Il piano di Ryanair per l'Italia prevede 30 nuove rotte

alberto ferrigolo

In un'intervista al Corriere della Sera il nuovo ad di Ryanair, Eddie Wilson, dice che una eco-tax sui biglietti aerei come proposto dal ministro dell'istruzione Fioramonti, assieme ad una tassa sulle merendine, “sarebbe inefficace”. Tanto più, aggiunge, che “quest'anno pagheremo 630 milioni di euro di tasse”.

Ma l'occasione dell'intervista al quotidiano di via Solferino è dovuta al fatto che Ryanair prevede per la prossima estate 2020 il lancio di nuove 30 rotte per un totale che supera così le 500. Un balzo in avanti, per la compagnia low cost, se si pensa che solo due anni fa lamentava di aver pochi piloti. E alcuni se ne andavano anche trasmigrando altrove mentre oggi “ci sono meno piloti che lasciano Ryanair, complice il fatto che altre compagnie stanno fallendo e noi offriamo una sicurezza lavorativa”.
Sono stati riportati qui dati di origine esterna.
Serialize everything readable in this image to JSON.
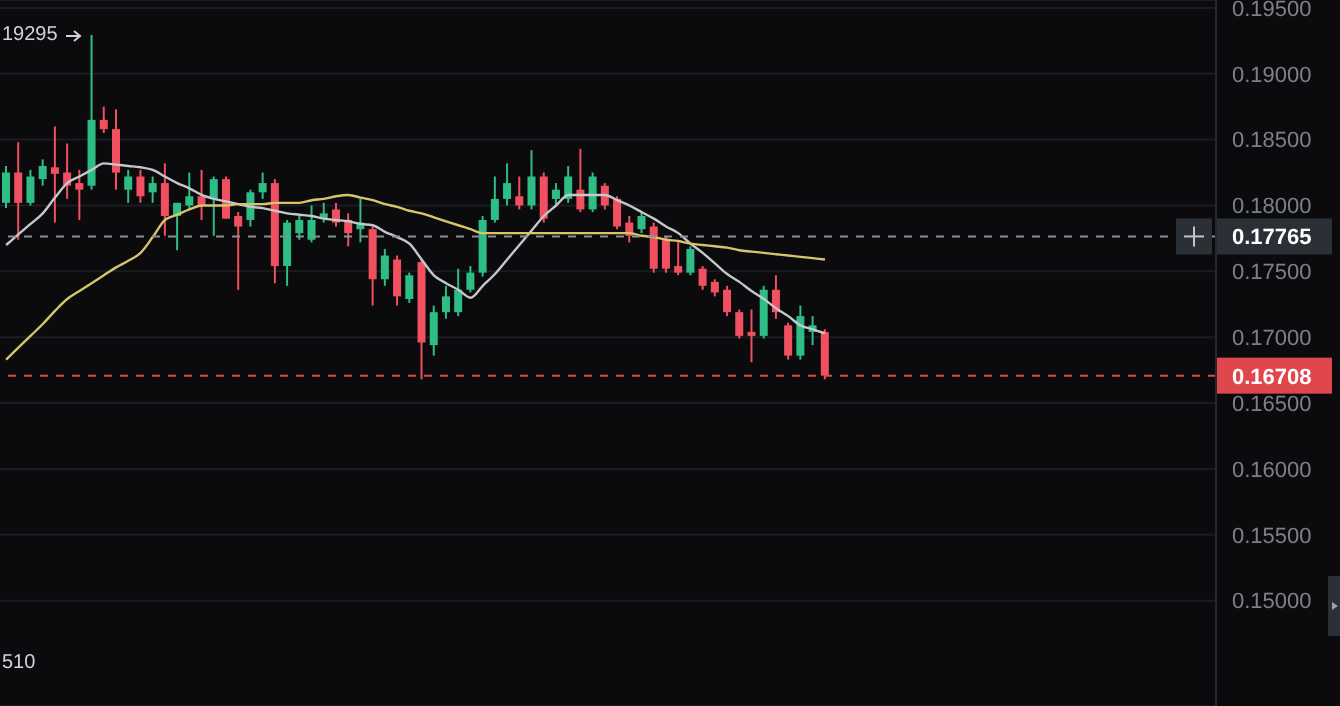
{
  "chart_data": {
    "type": "candlestick",
    "categories": [
      null,
      null,
      null,
      null,
      null,
      null,
      null,
      null,
      null,
      null,
      null,
      null,
      null,
      null,
      null,
      null,
      null,
      null,
      null,
      null,
      null,
      null,
      null,
      null,
      null,
      null,
      null,
      null,
      null,
      null,
      null,
      null,
      null,
      null,
      null,
      null,
      null,
      null,
      null,
      null,
      null,
      null,
      null,
      null,
      null,
      null,
      null,
      null,
      null,
      null,
      null,
      null,
      null,
      null,
      null,
      null,
      null,
      null,
      null,
      null,
      null,
      null,
      null,
      null,
      null,
      null,
      null,
      null
    ],
    "ohlc": [
      [
        0.1802,
        0.183,
        0.1798,
        0.1825
      ],
      [
        0.1825,
        0.1848,
        0.1774,
        0.1802
      ],
      [
        0.1802,
        0.1827,
        0.18,
        0.1822
      ],
      [
        0.182,
        0.1835,
        0.1815,
        0.183
      ],
      [
        0.1829,
        0.186,
        0.1787,
        0.1824
      ],
      [
        0.1825,
        0.1847,
        0.1805,
        0.1815
      ],
      [
        0.1817,
        0.1827,
        0.1789,
        0.1812
      ],
      [
        0.1815,
        0.19295,
        0.1812,
        0.1865
      ],
      [
        0.1865,
        0.1875,
        0.1855,
        0.1858
      ],
      [
        0.1858,
        0.1873,
        0.1812,
        0.1825
      ],
      [
        0.1812,
        0.1827,
        0.1802,
        0.1822
      ],
      [
        0.1822,
        0.1827,
        0.1802,
        0.1807
      ],
      [
        0.181,
        0.1822,
        0.1802,
        0.1817
      ],
      [
        0.1817,
        0.1832,
        0.1777,
        0.1792
      ],
      [
        0.1792,
        0.1802,
        0.1766,
        0.1802
      ],
      [
        0.18,
        0.1825,
        0.1797,
        0.1807
      ],
      [
        0.1807,
        0.1827,
        0.1789,
        0.18
      ],
      [
        0.1805,
        0.1822,
        0.1777,
        0.182
      ],
      [
        0.182,
        0.1822,
        0.179,
        0.179
      ],
      [
        0.1792,
        0.1795,
        0.1736,
        0.1784
      ],
      [
        0.1789,
        0.1812,
        0.1784,
        0.181
      ],
      [
        0.181,
        0.1825,
        0.1805,
        0.1817
      ],
      [
        0.1817,
        0.182,
        0.1741,
        0.1754
      ],
      [
        0.1754,
        0.1789,
        0.1739,
        0.1787
      ],
      [
        0.1779,
        0.1792,
        0.1774,
        0.1789
      ],
      [
        0.1774,
        0.18,
        0.1772,
        0.1789
      ],
      [
        0.179,
        0.1802,
        0.1787,
        0.1794
      ],
      [
        0.1797,
        0.1802,
        0.1784,
        0.1787
      ],
      [
        0.1789,
        0.1794,
        0.1769,
        0.1779
      ],
      [
        0.1782,
        0.1805,
        0.1772,
        0.1787
      ],
      [
        0.1782,
        0.1784,
        0.1724,
        0.1744
      ],
      [
        0.1744,
        0.1767,
        0.1739,
        0.1762
      ],
      [
        0.1759,
        0.1762,
        0.1724,
        0.1731
      ],
      [
        0.1729,
        0.1749,
        0.1726,
        0.1747
      ],
      [
        0.1757,
        0.1759,
        0.1668,
        0.1696
      ],
      [
        0.1694,
        0.1724,
        0.1686,
        0.1719
      ],
      [
        0.1719,
        0.1739,
        0.1714,
        0.1731
      ],
      [
        0.1719,
        0.1752,
        0.1716,
        0.1736
      ],
      [
        0.1736,
        0.1754,
        0.1734,
        0.1749
      ],
      [
        0.1749,
        0.1792,
        0.1746,
        0.1789
      ],
      [
        0.1789,
        0.1822,
        0.1787,
        0.1805
      ],
      [
        0.1805,
        0.1832,
        0.18,
        0.1817
      ],
      [
        0.1807,
        0.1822,
        0.1797,
        0.18
      ],
      [
        0.18,
        0.1842,
        0.1797,
        0.1822
      ],
      [
        0.1822,
        0.1825,
        0.1787,
        0.179
      ],
      [
        0.1805,
        0.1817,
        0.18,
        0.1812
      ],
      [
        0.1805,
        0.183,
        0.1802,
        0.1822
      ],
      [
        0.1812,
        0.1843,
        0.1795,
        0.1797
      ],
      [
        0.1797,
        0.1825,
        0.1795,
        0.1822
      ],
      [
        0.1815,
        0.1817,
        0.1797,
        0.18
      ],
      [
        0.1805,
        0.1807,
        0.1782,
        0.1784
      ],
      [
        0.1787,
        0.1792,
        0.1772,
        0.1777
      ],
      [
        0.1782,
        0.1795,
        0.1779,
        0.1792
      ],
      [
        0.1784,
        0.1787,
        0.1749,
        0.1752
      ],
      [
        0.1774,
        0.1777,
        0.1749,
        0.1752
      ],
      [
        0.1754,
        0.1772,
        0.1747,
        0.1749
      ],
      [
        0.1749,
        0.1769,
        0.1747,
        0.1767
      ],
      [
        0.1752,
        0.1754,
        0.1736,
        0.1739
      ],
      [
        0.1742,
        0.1744,
        0.1731,
        0.1734
      ],
      [
        0.1736,
        0.1739,
        0.1716,
        0.1719
      ],
      [
        0.1719,
        0.1721,
        0.1699,
        0.1701
      ],
      [
        0.1704,
        0.1721,
        0.1681,
        0.1701
      ],
      [
        0.1701,
        0.1739,
        0.1699,
        0.1736
      ],
      [
        0.1736,
        0.1747,
        0.1714,
        0.1719
      ],
      [
        0.1709,
        0.1711,
        0.1683,
        0.1686
      ],
      [
        0.1686,
        0.1724,
        0.1683,
        0.1716
      ],
      [
        0.1704,
        0.1716,
        0.1694,
        0.1709
      ],
      [
        0.1704,
        0.1706,
        0.1668,
        0.16708
      ]
    ],
    "series": [
      {
        "type": "line",
        "color": "#c4c7cc",
        "values": [
          0.177,
          0.1778,
          0.1786,
          0.1794,
          0.1806,
          0.1817,
          0.1822,
          0.1827,
          0.1832,
          0.1831,
          0.183,
          0.1829,
          0.1827,
          0.1822,
          0.1817,
          0.1813,
          0.1808,
          0.1805,
          0.1803,
          0.1801,
          0.1799,
          0.1798,
          0.1796,
          0.1794,
          0.1793,
          0.1792,
          0.179,
          0.1789,
          0.1788,
          0.1786,
          0.1785,
          0.178,
          0.1776,
          0.1771,
          0.1759,
          0.1747,
          0.1741,
          0.1736,
          0.173,
          0.1739,
          0.1748,
          0.1759,
          0.177,
          0.1781,
          0.1792,
          0.18,
          0.1808,
          0.1808,
          0.1808,
          0.1808,
          0.1804,
          0.18,
          0.1795,
          0.179,
          0.1784,
          0.1779,
          0.1771,
          0.1764,
          0.1756,
          0.1748,
          0.1742,
          0.1735,
          0.1729,
          0.1722,
          0.1716,
          0.1709,
          0.1706,
          0.1703
        ]
      },
      {
        "type": "line",
        "color": "#d6c56c",
        "values": [
          0.1683,
          0.1692,
          0.1701,
          0.171,
          0.172,
          0.1729,
          0.1735,
          0.1741,
          0.1747,
          0.1753,
          0.1758,
          0.1764,
          0.1776,
          0.1789,
          0.1793,
          0.1797,
          0.18,
          0.18,
          0.18,
          0.1801,
          0.1801,
          0.1801,
          0.1802,
          0.1802,
          0.1802,
          0.1804,
          0.1805,
          0.1807,
          0.1808,
          0.1806,
          0.1804,
          0.1801,
          0.1799,
          0.1796,
          0.1794,
          0.1791,
          0.1788,
          0.1785,
          0.1782,
          0.1779,
          0.1779,
          0.1779,
          0.1779,
          0.1779,
          0.1779,
          0.1779,
          0.1779,
          0.1779,
          0.1779,
          0.1779,
          0.1779,
          0.1779,
          0.1777,
          0.1776,
          0.1774,
          0.1773,
          0.1771,
          0.177,
          0.1769,
          0.1768,
          0.1766,
          0.1765,
          0.1764,
          0.1763,
          0.1762,
          0.1761,
          0.176,
          0.1759
        ]
      }
    ],
    "ylim": [
      0.142,
      0.1956
    ],
    "yticks": [
      {
        "value": 0.15,
        "label": "0.15000"
      },
      {
        "value": 0.155,
        "label": "0.15500"
      },
      {
        "value": 0.16,
        "label": "0.16000"
      },
      {
        "value": 0.165,
        "label": "0.16500"
      },
      {
        "value": 0.17,
        "label": "0.17000"
      },
      {
        "value": 0.175,
        "label": "0.17500"
      },
      {
        "value": 0.18,
        "label": "0.18000"
      },
      {
        "value": 0.185,
        "label": "0.18500"
      },
      {
        "value": 0.19,
        "label": "0.19000"
      },
      {
        "value": 0.195,
        "label": "0.19500"
      }
    ],
    "ref_lines": [
      {
        "axis": "y",
        "value": 0.17765,
        "label": "0.17765",
        "color": "#8a8e96",
        "line_style": "dashed"
      },
      {
        "axis": "y",
        "value": 0.16708,
        "label": "0.16708",
        "color": "#e0474c",
        "line_style": "dashed"
      }
    ],
    "annotations": [
      "19295",
      "510"
    ],
    "grid": "y",
    "tick_labels": "y"
  }
}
Prima pochi, oggi troppi. L'ad Wilson giustifica l'abbondanza affermando anche che “abbiamo meno aerei di quelli previsti” e “i Boeing 737 Max che dovevano arrivare non sono stati consegnati per il fermo mondiale dopo gli incidenti in Indonesia ed Etiopia”.

I piloti in più sono 500 su 5 mila e il gap viene compensato, spiega Wilson, cercando di ridurre l'impatto “proponendo loro di mettersi in ferie non retribuite o lavorare part-time” ma poi quando i 737 Max arriveranno “ci serviranno” chiosa Wilson, che spiega anche che la compagnia low cost ha smesso di puntare i propri occhi su Alitalia: la compagnia di bandiera tricolore “Ha un brand fortissimo e va bene sui voli intercontinentali” ma sul segmento domestico ed europeo “noi facciamo meglio” aggiunge, e  a Il Sole 24 Ore, Wilson spiega che un accordo di feederaggio “per i voli a corto raggio è ancora sul tavolo”.

Per poi aggiungere: “Il vettore ha un forte brand riconosciuto a livello internazionale, ma non può competere con il nostro network sul corto raggio: in Italia siamo la prima compagnia con una quota del 28%, voliamo da 29 aeroporti e prevediamo quest'anno di trasportare 43,2 milioni passeggeri (+2%). Sta ad Alitalia decidere quale modello vuole adottare per il futuro”.

"Nel caso, aggiunge Wilson, le operazioni in Italia che oggi sono di Ryanair finiranno sotto Malta”, anche se “non è detto che saranno trasferiti aerei con la livrea maltese”. Tuttavia, assistenti di volo e piloti basati in Italia diventeranno dipendenti di Malta Air, anche se “la cosa importante è che verseranno tutte le tasse in Italia” assicura Eddie Wilson.

Ma con la Brexit Ryanair come la mette, se tra un anno la Gran Bretagna uscisse dall'Europa con o senza deal? “Abbiamo le necessarie certificazioni per operare anche nell'ipotesi più ardita” risponde Wilson, e “anche se fosse hard Brexit, non ci saranno problemi per i voli Ryanair in Gran Bretagna e nemmeno per quelli tra Gran Bretagna e Irlanda” promette l'ad, che però spiega anche come il modello low cost non sia cambiato da vent'anni “e i numeri ci danno ragione”.

“Ryanair è la compagnia aerea – aggiunge Wilson al Sole 24 Ore – con le tariffe e i costi più bassi in Europa. Siamo numeri uno in Europa con 157 milioni di passeggeri previsti quest'anno con l'obiettivo di raggiungere 200 milioni entro il 2024. Siamo presenti in 256 aeroporti e copriamo 2.100 rotte”.